As many of our followers on social media and the web have noticed, we launched the “JPI On The Map” campaign back in July of this year. In that time, we’ve shared more than 5 dozen updates in which we discussed some of our latest system implementations across the country (even little Rhody and Puerto Rico too!). We want to thank our customers on the map and our followers for helping spread the word about JPI.
Since this campaign has been successful in raising awareness of JPI’s growing product portfolio and geographic footprint, we are introducing “Remember Wednesday,” a campaign to spark nostalgia, educate, and even bring some comic relief.
Remember when Wilhelm Conrad Röntgen stumbled upon the potential of “X-rays” while tinkering with cathode instruments? Although much of his work involved cathode rays, Röntgen is credited with the discovery of the then new and different rays in 1895. During that period of time, Röntgen was studying the passage of an electric current through a gas of extremely low pressure. In November 1895, Röntgen found that, if the discharge tube was enclosed in a sealed, thick black carton to exclude all light, and if he worked in a dark room, a paper plate covered on one side with barium platinocyanide Ba[Pt(CN)4] placed in the path of the rays became fluorescent even when it was as far as two meters from the discharge tube.

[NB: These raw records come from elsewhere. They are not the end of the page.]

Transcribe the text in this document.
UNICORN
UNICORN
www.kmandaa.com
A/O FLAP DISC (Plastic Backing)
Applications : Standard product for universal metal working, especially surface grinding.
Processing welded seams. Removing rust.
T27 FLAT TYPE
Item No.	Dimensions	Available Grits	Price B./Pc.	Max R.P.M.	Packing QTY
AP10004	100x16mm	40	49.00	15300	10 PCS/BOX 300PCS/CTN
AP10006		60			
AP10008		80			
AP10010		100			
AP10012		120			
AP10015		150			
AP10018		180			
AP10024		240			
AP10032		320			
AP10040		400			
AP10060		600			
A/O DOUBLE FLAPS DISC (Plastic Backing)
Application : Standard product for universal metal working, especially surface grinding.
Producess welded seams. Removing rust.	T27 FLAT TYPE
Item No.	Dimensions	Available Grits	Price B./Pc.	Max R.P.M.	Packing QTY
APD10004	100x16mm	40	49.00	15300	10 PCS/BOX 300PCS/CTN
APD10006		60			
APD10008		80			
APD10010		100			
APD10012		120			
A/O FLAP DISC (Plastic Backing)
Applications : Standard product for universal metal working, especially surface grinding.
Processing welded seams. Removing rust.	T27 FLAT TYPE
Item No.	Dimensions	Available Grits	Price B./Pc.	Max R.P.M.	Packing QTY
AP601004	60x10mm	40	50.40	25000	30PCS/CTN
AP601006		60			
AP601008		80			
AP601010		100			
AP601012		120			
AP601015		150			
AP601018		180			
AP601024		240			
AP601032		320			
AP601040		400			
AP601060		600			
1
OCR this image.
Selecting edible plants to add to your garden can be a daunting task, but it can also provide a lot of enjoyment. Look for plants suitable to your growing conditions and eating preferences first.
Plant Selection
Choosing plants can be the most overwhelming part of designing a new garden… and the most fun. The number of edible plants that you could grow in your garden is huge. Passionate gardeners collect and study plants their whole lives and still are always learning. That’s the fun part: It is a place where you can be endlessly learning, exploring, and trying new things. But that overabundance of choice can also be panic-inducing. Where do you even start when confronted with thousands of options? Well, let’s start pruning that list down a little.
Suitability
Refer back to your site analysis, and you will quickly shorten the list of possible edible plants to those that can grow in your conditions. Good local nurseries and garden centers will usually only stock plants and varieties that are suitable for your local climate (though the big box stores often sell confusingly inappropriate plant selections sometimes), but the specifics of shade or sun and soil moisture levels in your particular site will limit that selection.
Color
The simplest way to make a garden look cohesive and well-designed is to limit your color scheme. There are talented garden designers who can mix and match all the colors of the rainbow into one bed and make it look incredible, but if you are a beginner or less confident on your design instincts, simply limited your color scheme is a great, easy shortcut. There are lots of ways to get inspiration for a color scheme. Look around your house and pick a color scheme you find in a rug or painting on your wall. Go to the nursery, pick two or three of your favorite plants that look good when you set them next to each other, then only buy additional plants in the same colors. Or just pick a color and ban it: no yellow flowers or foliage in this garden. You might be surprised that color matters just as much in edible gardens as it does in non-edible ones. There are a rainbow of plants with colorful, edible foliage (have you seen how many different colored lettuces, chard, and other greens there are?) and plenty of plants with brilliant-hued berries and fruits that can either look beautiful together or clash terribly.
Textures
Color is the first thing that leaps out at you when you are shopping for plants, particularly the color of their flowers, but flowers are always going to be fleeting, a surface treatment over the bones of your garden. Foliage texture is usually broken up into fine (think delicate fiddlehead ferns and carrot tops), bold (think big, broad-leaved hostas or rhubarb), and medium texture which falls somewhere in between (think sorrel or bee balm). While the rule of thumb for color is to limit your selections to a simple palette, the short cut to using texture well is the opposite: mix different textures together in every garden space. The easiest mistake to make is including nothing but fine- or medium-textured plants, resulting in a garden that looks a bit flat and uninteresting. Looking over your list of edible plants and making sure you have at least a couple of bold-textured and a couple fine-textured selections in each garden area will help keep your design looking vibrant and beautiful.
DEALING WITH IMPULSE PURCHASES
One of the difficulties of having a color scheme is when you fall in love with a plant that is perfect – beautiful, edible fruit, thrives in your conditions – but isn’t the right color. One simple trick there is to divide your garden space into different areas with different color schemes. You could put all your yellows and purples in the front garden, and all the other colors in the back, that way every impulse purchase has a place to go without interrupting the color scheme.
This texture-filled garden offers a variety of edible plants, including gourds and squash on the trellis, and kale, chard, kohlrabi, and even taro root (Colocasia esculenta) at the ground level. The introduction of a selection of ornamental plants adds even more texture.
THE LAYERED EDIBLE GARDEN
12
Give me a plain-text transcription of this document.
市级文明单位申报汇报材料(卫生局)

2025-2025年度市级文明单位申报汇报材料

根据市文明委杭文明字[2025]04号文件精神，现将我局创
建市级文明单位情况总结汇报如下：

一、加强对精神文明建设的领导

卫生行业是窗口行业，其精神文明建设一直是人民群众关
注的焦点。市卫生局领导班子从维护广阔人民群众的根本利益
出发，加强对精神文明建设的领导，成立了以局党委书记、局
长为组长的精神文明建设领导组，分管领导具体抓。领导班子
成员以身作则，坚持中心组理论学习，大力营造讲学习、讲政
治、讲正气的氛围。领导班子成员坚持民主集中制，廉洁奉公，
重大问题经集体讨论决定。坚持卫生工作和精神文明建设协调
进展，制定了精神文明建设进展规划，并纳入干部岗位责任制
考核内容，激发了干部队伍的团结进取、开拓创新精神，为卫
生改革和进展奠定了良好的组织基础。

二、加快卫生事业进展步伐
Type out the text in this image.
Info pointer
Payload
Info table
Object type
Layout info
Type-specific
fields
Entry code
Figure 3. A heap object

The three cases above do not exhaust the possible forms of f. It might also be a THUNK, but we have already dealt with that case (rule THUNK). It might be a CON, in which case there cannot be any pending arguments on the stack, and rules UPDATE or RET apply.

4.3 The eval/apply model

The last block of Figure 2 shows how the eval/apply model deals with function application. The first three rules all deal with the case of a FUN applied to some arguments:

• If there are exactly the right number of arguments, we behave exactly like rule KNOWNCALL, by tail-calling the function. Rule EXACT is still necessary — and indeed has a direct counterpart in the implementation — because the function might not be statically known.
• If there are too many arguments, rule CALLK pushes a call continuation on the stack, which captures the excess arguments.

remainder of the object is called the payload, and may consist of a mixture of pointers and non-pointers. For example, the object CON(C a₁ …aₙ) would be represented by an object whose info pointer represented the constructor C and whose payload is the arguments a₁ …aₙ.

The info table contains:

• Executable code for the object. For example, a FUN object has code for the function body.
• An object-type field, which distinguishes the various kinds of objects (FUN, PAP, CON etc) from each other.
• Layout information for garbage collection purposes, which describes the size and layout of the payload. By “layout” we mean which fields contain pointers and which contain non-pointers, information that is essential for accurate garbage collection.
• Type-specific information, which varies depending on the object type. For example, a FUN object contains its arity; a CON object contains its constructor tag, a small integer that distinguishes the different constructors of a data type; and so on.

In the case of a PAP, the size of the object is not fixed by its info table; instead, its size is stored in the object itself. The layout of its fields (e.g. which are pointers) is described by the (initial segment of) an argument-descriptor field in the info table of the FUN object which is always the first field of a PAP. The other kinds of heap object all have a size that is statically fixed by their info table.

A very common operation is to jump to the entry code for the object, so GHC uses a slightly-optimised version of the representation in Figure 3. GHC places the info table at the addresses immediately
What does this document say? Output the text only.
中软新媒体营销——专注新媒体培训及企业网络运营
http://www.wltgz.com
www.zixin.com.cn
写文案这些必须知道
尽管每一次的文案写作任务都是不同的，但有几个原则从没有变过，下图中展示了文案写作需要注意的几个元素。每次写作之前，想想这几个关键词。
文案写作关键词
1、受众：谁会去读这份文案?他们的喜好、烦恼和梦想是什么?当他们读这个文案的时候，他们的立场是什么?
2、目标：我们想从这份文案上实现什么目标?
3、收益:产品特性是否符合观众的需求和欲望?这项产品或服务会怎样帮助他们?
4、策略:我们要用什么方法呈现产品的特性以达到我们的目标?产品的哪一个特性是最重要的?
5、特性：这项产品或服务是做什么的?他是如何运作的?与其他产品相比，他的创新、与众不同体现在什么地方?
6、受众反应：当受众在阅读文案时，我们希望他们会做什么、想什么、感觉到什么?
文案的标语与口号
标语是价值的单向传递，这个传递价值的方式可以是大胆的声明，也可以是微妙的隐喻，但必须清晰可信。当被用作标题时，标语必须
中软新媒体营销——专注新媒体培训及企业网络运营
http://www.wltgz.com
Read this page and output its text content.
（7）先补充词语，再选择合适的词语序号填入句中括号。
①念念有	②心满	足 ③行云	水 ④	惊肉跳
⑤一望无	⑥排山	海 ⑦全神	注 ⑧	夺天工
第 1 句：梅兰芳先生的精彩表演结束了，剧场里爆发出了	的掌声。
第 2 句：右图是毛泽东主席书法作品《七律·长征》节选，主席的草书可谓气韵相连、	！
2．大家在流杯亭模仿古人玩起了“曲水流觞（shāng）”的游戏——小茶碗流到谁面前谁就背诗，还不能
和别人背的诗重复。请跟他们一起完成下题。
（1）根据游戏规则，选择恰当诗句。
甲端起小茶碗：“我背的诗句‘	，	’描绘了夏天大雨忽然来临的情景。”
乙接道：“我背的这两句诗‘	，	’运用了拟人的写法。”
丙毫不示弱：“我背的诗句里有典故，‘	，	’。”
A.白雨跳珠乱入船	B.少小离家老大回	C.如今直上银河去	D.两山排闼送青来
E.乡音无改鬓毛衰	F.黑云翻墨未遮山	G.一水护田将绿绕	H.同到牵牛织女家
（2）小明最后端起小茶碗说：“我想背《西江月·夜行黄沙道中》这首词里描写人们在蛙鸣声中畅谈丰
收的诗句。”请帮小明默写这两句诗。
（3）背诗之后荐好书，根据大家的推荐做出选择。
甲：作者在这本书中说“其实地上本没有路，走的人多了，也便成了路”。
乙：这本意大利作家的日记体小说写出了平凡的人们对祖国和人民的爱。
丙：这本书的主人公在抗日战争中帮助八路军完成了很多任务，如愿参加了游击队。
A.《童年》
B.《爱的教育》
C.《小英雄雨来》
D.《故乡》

Röntgen later found that objects of varied thickness placed in the path of the rays showed variable transparency to them when recorded on a photographic plate. Using his wife as a guinea pig, he steadied one of her hands in the path of the rays over a photographic plate. Röntgen was able to see shadows created by her hand along with the ring she was wearing. As legend has it, this was the first x-ray ever taken. That was 1895. We have certainly come a long way!